Ibrahim, musulmán que regenta una tienda de barrio abierta a cualquier hora del día se convertirá en el maestro de Momo, le enseñará el valor del amor –el amor no se compra con 30 francos– y el de la amistad. Aquí tenemos la primera parte de una película que sorprende por la sencillez y color que traspira. De pronto vemos que la vida de Momo nos interesa, su padre biológico le abandonará y en la soledad y, como acto vengativo, venderá toda la literatura que pueblan los estantes del hogar y se lo gastará en conocer al dedillo a todas las mujeres de la calle que acabarán por cogerle cariño. Tenemos ante nosotros a una historia con matices adversos, tierna pero a la vez triste, dulce por el día y amarga por la noche, elegante como un sombrero y a la vez melancólica como un cumpleaños olvidado.
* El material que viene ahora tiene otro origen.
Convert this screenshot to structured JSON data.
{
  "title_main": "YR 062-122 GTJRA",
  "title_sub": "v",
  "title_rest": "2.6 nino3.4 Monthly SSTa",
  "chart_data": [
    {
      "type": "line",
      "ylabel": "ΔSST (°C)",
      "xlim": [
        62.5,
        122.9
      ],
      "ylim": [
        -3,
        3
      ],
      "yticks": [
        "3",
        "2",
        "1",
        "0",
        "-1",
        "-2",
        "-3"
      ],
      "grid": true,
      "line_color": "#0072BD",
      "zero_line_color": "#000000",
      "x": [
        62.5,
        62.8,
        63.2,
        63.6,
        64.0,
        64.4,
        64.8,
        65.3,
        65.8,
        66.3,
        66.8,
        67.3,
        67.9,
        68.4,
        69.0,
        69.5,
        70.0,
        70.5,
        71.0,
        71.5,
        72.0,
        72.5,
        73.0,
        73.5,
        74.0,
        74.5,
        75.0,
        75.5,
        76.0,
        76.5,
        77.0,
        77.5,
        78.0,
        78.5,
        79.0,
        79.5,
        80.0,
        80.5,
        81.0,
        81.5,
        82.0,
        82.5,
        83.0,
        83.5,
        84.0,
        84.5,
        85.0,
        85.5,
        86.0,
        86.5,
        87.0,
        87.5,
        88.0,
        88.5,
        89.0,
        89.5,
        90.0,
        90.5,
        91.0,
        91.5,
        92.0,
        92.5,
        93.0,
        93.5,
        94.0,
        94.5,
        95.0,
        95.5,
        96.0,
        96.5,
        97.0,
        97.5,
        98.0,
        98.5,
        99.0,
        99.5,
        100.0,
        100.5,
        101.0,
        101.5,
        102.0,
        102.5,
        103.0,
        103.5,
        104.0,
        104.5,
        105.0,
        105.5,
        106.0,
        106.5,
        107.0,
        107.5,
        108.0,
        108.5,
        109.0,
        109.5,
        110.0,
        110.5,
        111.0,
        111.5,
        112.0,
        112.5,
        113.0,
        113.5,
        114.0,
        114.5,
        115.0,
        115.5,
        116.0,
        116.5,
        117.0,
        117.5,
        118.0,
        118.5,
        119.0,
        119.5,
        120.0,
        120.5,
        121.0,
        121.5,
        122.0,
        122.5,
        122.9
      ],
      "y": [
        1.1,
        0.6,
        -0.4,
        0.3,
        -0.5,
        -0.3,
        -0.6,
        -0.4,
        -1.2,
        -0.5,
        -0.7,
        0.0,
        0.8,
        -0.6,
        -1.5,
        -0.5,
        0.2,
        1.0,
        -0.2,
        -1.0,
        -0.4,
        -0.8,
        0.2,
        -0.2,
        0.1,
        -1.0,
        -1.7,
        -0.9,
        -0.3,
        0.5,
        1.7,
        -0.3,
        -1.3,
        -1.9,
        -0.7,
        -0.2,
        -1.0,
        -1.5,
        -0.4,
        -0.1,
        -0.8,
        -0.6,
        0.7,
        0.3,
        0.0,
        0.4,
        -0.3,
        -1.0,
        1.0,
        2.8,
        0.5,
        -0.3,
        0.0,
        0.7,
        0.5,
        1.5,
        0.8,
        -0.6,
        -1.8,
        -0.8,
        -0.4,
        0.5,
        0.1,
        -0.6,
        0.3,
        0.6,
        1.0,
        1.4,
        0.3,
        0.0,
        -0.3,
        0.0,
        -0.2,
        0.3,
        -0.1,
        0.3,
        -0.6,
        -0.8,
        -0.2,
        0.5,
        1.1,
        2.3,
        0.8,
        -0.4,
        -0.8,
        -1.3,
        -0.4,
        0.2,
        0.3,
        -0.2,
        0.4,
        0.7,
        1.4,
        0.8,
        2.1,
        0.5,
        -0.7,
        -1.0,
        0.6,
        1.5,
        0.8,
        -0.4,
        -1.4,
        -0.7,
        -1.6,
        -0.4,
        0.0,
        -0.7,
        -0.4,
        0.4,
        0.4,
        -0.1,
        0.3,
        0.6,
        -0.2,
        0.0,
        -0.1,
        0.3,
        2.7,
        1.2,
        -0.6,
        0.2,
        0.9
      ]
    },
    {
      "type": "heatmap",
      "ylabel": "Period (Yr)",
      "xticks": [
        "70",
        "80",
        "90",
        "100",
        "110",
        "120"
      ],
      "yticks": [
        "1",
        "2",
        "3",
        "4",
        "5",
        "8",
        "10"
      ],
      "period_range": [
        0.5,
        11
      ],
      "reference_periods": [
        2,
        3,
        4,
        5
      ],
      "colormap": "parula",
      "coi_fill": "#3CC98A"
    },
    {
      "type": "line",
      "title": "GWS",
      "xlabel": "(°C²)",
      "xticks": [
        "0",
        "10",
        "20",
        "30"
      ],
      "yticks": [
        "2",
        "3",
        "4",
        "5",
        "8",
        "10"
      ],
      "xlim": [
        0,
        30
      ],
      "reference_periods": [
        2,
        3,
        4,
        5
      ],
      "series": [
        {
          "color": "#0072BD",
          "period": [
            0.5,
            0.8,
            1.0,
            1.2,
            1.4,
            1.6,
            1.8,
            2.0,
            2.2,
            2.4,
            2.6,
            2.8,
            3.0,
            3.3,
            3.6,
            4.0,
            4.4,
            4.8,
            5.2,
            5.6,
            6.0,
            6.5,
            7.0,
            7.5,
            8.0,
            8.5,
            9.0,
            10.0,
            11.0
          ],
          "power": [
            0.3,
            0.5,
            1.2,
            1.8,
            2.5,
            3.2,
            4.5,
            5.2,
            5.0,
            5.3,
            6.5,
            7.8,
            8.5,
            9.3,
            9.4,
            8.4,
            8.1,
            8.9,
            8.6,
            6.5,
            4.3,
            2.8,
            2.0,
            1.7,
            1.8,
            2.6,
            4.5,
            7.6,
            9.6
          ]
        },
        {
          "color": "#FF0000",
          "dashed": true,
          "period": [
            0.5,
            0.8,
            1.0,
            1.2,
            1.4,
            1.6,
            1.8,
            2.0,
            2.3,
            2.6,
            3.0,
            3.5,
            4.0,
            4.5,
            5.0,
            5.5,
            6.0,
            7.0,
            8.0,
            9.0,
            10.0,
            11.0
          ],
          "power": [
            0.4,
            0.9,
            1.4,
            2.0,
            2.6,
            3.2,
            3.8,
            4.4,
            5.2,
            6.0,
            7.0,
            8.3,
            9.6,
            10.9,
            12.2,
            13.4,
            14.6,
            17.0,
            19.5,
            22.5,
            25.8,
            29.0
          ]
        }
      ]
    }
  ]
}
Los actores nos hacen olvidar que están interpretando y la realización es capaz de enviarnos las notas de color que recorren un barrio en pleno proceso efervescente, pero entonces ¿qué es lo que falla en esta idílica película? Pues la segunda parte, Ibrahim y Momo se convierten en uña y carne, y todo pierde su esplendor. Se sumergen en un viaje para el aburrimiento hacía tierras turcas –es la primera vez que encuentro un turco que piropea a los griegos, inaudito–. A parte de esto, la clase de amistad y amor se convierte en una pesada y densa clase teológica que no interesa a nadie y acaba por rasgar una película que de haber seguido su rumbo se hubiera convertido en una obra perdurable.
Lo mejor: El reparto y su primera parte.
Lo peor: El viaje a ninguna parte que destroza lo anterior.